Peygamberlerin “aleyhimüssalevâtü vetteslîmât” sayısı belli değildir.124.000’den çok oldukları meşhurdur. Bunlardan 313 veya 315 adedi Resûldür. Bunların içinden de, 6’sı daha yüksektir. Bunlara (Ülül’azm) Peygamberler denir. Ülül’azm Peygamberler, Adem, Nuh, İbrahim, Mûsâ, Îsâ ve Muhammed Mustafadır “aleyhimüssalâtü vesselâm”.
Peygamberlerin içinde 33 adedi meşhurdur.

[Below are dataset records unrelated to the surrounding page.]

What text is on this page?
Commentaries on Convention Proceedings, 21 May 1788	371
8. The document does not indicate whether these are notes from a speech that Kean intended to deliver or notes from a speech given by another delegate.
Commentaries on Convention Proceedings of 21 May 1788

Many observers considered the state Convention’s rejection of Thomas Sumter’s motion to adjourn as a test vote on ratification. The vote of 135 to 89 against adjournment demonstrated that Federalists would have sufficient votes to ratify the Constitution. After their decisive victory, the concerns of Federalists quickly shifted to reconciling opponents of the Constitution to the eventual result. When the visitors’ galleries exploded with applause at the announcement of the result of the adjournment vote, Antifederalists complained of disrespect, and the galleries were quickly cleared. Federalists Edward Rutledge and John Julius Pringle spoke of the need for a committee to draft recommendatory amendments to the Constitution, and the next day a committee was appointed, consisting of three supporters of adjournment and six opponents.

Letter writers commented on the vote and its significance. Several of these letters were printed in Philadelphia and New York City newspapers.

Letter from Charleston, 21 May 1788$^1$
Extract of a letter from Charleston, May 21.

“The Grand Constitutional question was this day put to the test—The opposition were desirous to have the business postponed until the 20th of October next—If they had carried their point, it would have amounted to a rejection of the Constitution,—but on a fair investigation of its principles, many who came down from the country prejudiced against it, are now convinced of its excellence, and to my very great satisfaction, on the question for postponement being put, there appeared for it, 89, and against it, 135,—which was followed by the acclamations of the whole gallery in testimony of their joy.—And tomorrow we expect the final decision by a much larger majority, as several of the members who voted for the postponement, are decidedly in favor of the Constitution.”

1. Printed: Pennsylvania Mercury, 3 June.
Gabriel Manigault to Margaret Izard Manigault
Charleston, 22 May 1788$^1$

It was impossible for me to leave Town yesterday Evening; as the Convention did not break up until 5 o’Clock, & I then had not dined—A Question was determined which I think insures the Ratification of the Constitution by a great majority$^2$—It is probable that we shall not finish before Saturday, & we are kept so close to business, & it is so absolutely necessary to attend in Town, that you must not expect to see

Bunların isimleri: Adem, Şit veya (Şis), İdris, Nuh, Hud, Sâlih, İbrahim, Lut, İsmail, İshak, Yakup, Yusuf, Eyüp, Şuayb, Mûsâ, Harun, Hızır, Yuşa bin Nun, İlyas, Elyesa, Zülkifl, Şem’un, İşmoil, Yunus bin Meta, Davud, Süleyman,Lokman, Zekeriya, Yahya, Uzeyr, Îsâ bin Meryem, Zülkarneyn ve Muhammed aleyhi ve aleyhimüssalâtü vesselâmdır.
Bunlardan, yalnız 28’inin isimleri Kurân-ı Kerîmde bildirilmiştir. Şit, Hızır, Yuşa, Şem’un ve İşmoil bildirilmemiştir. Bu 28’den Zülkarneyn ve Lokman ve Uzeyr’in Peygamber olup olmadıkları katî belli değildir. Zülkifl aleyhisselâmın ikinci ismi Harkıldır. Bunun İlyas veya İdris yahut Zekeriya aleyhisselâm olduğunu söyleyenler de vardır.
Allaha tevekkül edenin yaveri Haktır.
Na-şad olan bu kalbim, bir gün şad olacaktır.